As a child, history was easily my least favorite subject in school. Anything before my Nickelodeon/Britney Spears-filled world was irrelevant and therefore boring, in my selfish opinion. It wasn’t until college that I found history endlessly fascinating. This fascination was a result of my strong ability to recognize emotions being experienced by another person – and that, my friends, is Merriam-Webster’s dictionary definition of empathy.
Take a walk in someone else’s shoes. Picture what it would be like to live their life for an hour, a day, a year. Imagine a lifetime of their life. That’s empathy. The University of Alabama is where I mastered this art – this beautiful skill of worldly admiration, and it did a lot more for me here than just a developed appreciation for history. It wove me into this Southern school built on manners, church and football.
No one in my family had ever been in a sorority or fraternity, and I’ve always had more guy friends than girls, but I thought I’d give it a shot. I only knew one girl in a sorority at Alabama, and that was the sorority I pledged. The majority of the girls I pledged with grew up in the South, and I adored their naivety to drugs, tattoos, piercings, revealing clothes, disturbing music, etc., insert stereotypical Southern no-no here. I quickly realized that this naivety was actually a common culture at our school, and even extended to most of the SEC universities.

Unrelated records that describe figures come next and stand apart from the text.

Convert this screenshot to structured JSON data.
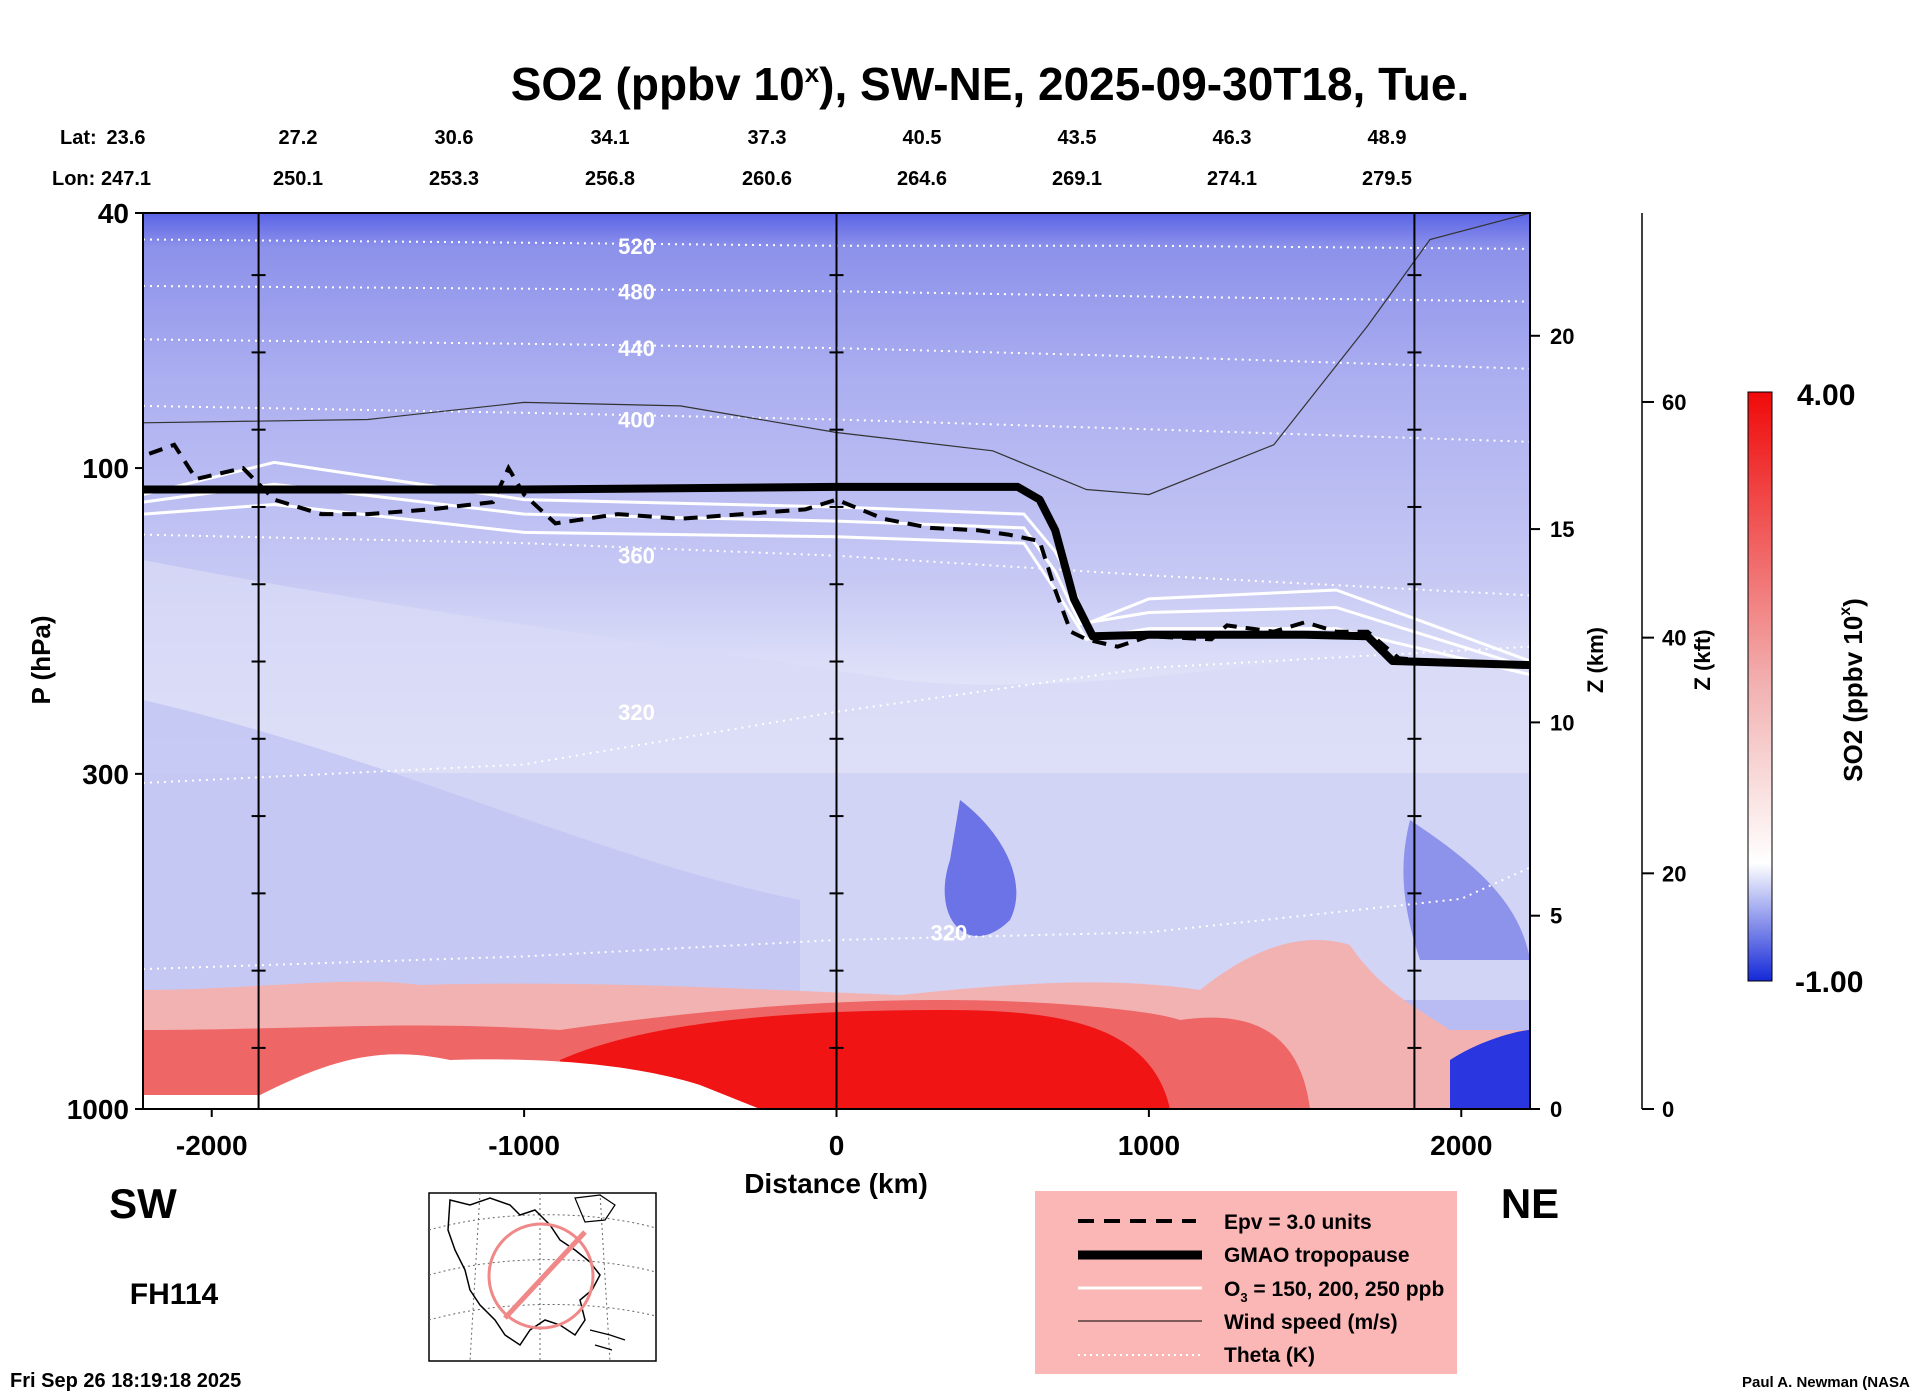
{
  "chart_data": {
    "type": "heatmap",
    "title_main": "SO2 (ppbv 10",
    "title_sup": "x",
    "title_rest": "), SW-NE, 2025-09-30T18, Tue.",
    "lat_label": "Lat:",
    "lon_label": "Lon:",
    "lat_values": [
      "23.6",
      "27.2",
      "30.6",
      "34.1",
      "37.3",
      "40.5",
      "43.5",
      "46.3",
      "48.9"
    ],
    "lon_values": [
      "247.1",
      "250.1",
      "253.3",
      "256.8",
      "260.6",
      "264.6",
      "269.1",
      "274.1",
      "279.5"
    ],
    "xlabel": "Distance (km)",
    "x_ticks": [
      -2000,
      -1000,
      0,
      1000,
      2000
    ],
    "xlim": [
      -2220,
      2220
    ],
    "ylabel": "P (hPa)",
    "y_ticks": [
      40,
      100,
      300,
      1000
    ],
    "ylim": [
      1000,
      40
    ],
    "yscale": "log",
    "right_axis1_label": "Z (km)",
    "right_axis1_ticks": [
      0,
      5,
      10,
      15,
      20
    ],
    "right_axis2_label": "Z (kft)",
    "right_axis2_ticks": [
      0,
      20,
      40,
      60
    ],
    "left_side_label": "SW",
    "right_side_label": "NE",
    "forecast_hour": "FH114",
    "timestamp": "Fri Sep 26 18:19:18 2025",
    "credit": "Paul A. Newman (NASA",
    "colorbar": {
      "label_main": "SO2 (ppbv 10",
      "label_sup": "x",
      "label_rest": ")",
      "max_label": "4.00",
      "min_label": "-1.00",
      "range": [
        -1.0,
        4.0
      ]
    },
    "legend": [
      {
        "label": "Epv = 3.0 units",
        "style": "dashed"
      },
      {
        "label": "GMAO tropopause",
        "style": "thick"
      },
      {
        "label": "O",
        "sub": "3",
        "label_rest": " = 150, 200, 250 ppb",
        "style": "white"
      },
      {
        "label": "Wind speed (m/s)",
        "style": "thin"
      },
      {
        "label": "Theta (K)",
        "style": "dotted"
      }
    ],
    "theta_contours": [
      {
        "label": "520",
        "points": [
          [
            -2220,
            44
          ],
          [
            -1000,
            44.5
          ],
          [
            0,
            45
          ],
          [
            1000,
            45
          ],
          [
            2220,
            45.5
          ]
        ]
      },
      {
        "label": "480",
        "points": [
          [
            -2220,
            52
          ],
          [
            -1000,
            52.5
          ],
          [
            0,
            53
          ],
          [
            1000,
            54
          ],
          [
            2220,
            55
          ]
        ]
      },
      {
        "label": "440",
        "points": [
          [
            -2220,
            63
          ],
          [
            -1000,
            64
          ],
          [
            0,
            65
          ],
          [
            1000,
            67
          ],
          [
            2220,
            70
          ]
        ]
      },
      {
        "label": "400",
        "points": [
          [
            -2220,
            80
          ],
          [
            -1000,
            82
          ],
          [
            0,
            84
          ],
          [
            1000,
            87
          ],
          [
            2220,
            91
          ]
        ]
      },
      {
        "label": "360",
        "points": [
          [
            -2220,
            127
          ],
          [
            -1000,
            131
          ],
          [
            0,
            137
          ],
          [
            1000,
            147
          ],
          [
            2220,
            158
          ]
        ]
      },
      {
        "label": "320",
        "points": [
          [
            -2220,
            310
          ],
          [
            -1000,
            290
          ],
          [
            0,
            240
          ],
          [
            1000,
            205
          ],
          [
            2220,
            190
          ]
        ]
      },
      {
        "label": "320",
        "points": [
          [
            -2220,
            605
          ],
          [
            -1000,
            578
          ],
          [
            0,
            545
          ],
          [
            1000,
            530
          ],
          [
            2000,
            470
          ],
          [
            2220,
            420
          ]
        ]
      }
    ],
    "tropopause": [
      [
        -2220,
        108
      ],
      [
        -1000,
        108
      ],
      [
        0,
        107
      ],
      [
        300,
        107
      ],
      [
        580,
        107
      ],
      [
        650,
        112
      ],
      [
        700,
        125
      ],
      [
        760,
        160
      ],
      [
        820,
        183
      ],
      [
        1000,
        182
      ],
      [
        1500,
        182
      ],
      [
        1700,
        183
      ],
      [
        1780,
        200
      ],
      [
        2220,
        203
      ]
    ],
    "epv_line": [
      [
        -2200,
        95
      ],
      [
        -2120,
        92
      ],
      [
        -2050,
        104
      ],
      [
        -1900,
        100
      ],
      [
        -1800,
        112
      ],
      [
        -1650,
        118
      ],
      [
        -1500,
        118
      ],
      [
        -1300,
        116
      ],
      [
        -1100,
        113
      ],
      [
        -1050,
        100
      ],
      [
        -1000,
        110
      ],
      [
        -900,
        122
      ],
      [
        -700,
        118
      ],
      [
        -500,
        120
      ],
      [
        -300,
        118
      ],
      [
        -100,
        116
      ],
      [
        0,
        112
      ],
      [
        150,
        120
      ],
      [
        300,
        124
      ],
      [
        450,
        125
      ],
      [
        550,
        127
      ],
      [
        650,
        130
      ],
      [
        700,
        155
      ],
      [
        750,
        180
      ],
      [
        800,
        185
      ],
      [
        900,
        190
      ],
      [
        1000,
        183
      ],
      [
        1200,
        185
      ],
      [
        1250,
        176
      ],
      [
        1400,
        180
      ],
      [
        1500,
        174
      ],
      [
        1600,
        180
      ],
      [
        1700,
        180
      ],
      [
        1800,
        198
      ],
      [
        2000,
        202
      ],
      [
        2220,
        204
      ]
    ],
    "wind_20_contour": [
      [
        -2220,
        85
      ],
      [
        -1500,
        84
      ],
      [
        -1000,
        79
      ],
      [
        -500,
        80
      ],
      [
        0,
        88
      ],
      [
        500,
        94
      ],
      [
        800,
        108
      ],
      [
        1000,
        110
      ],
      [
        1400,
        92
      ],
      [
        1700,
        60
      ],
      [
        1900,
        44
      ],
      [
        2220,
        40
      ]
    ],
    "o3_contours": [
      [
        [
          -2220,
          110
        ],
        [
          -1800,
          98
        ],
        [
          -1000,
          112
        ],
        [
          0,
          115
        ],
        [
          600,
          118
        ],
        [
          700,
          135
        ],
        [
          750,
          150
        ],
        [
          800,
          175
        ],
        [
          1000,
          160
        ],
        [
          1600,
          155
        ],
        [
          2220,
          200
        ]
      ],
      [
        [
          -2220,
          113
        ],
        [
          -1800,
          106
        ],
        [
          -1000,
          118
        ],
        [
          0,
          121
        ],
        [
          600,
          124
        ],
        [
          700,
          145
        ],
        [
          780,
          175
        ],
        [
          1000,
          168
        ],
        [
          1600,
          165
        ],
        [
          2220,
          205
        ]
      ],
      [
        [
          -2220,
          118
        ],
        [
          -1800,
          114
        ],
        [
          -1000,
          126
        ],
        [
          0,
          128
        ],
        [
          600,
          131
        ],
        [
          700,
          155
        ],
        [
          800,
          185
        ],
        [
          1000,
          178
        ],
        [
          1600,
          178
        ],
        [
          2220,
          210
        ]
      ]
    ]
  }
}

Unfortunately, not all of the naivety was so adorable. In fact, it was during my time in this naïve culture bubble that I heard some of the most disturbing conversations in my life.
I heard the word “nigger” for the first time from someone other than a person on television or my grandfather. I sat in awe while listening to a friend group talk about homosexuals as if they had the same status as criminals. It was the first time that I ever experienced open conversation about voting – only if it was about voting Republican. I had never met someone that had to hide her black boyfriend to her white parents. I had never met someone that had to keep her interest in black men a secret from her disapproving friends.
But I did not grow resentful. I did not hate the people that spoke these disturbances. I did not hold them in low respects. Instead, I put myself in their shoes and imagined being born into a Southern family that raised me on these disturbances. I fought my disagreeing anger with empathy.
I’ve seen and heard so many of these disturbances the past four years. Usually they occurred in overheard chatter, or in an apology email from the school president. Because they occurred without directly insulting anyone I cared about, I never spoke out against them … until the beginning of this year when my sorority was a source of direct insult. My morals were confronted when a girl was robbed of the opportunity to join because of the color of her skin.
I put myself in her shoes. I imagined having the grades, personality, talents and manners to be in a sorority, but I was black. I imagined having many friends that were members of sororities and many more friends that would be joining them soon. Every sorority chose to not pledge not only this girl because of racial discrimination, but many more in prior years.
Empathy gave me the frustrated courage to say something. That something turned monumental on this campus. It sparked a fire in all the frustrated people that had not yet found the courage or the direct insult. Empathy gave me something just as importance as courage. It gave me perspective to still love all that had frustrated me.
Melanie Gotz was the primary source for “The Final Barrier.”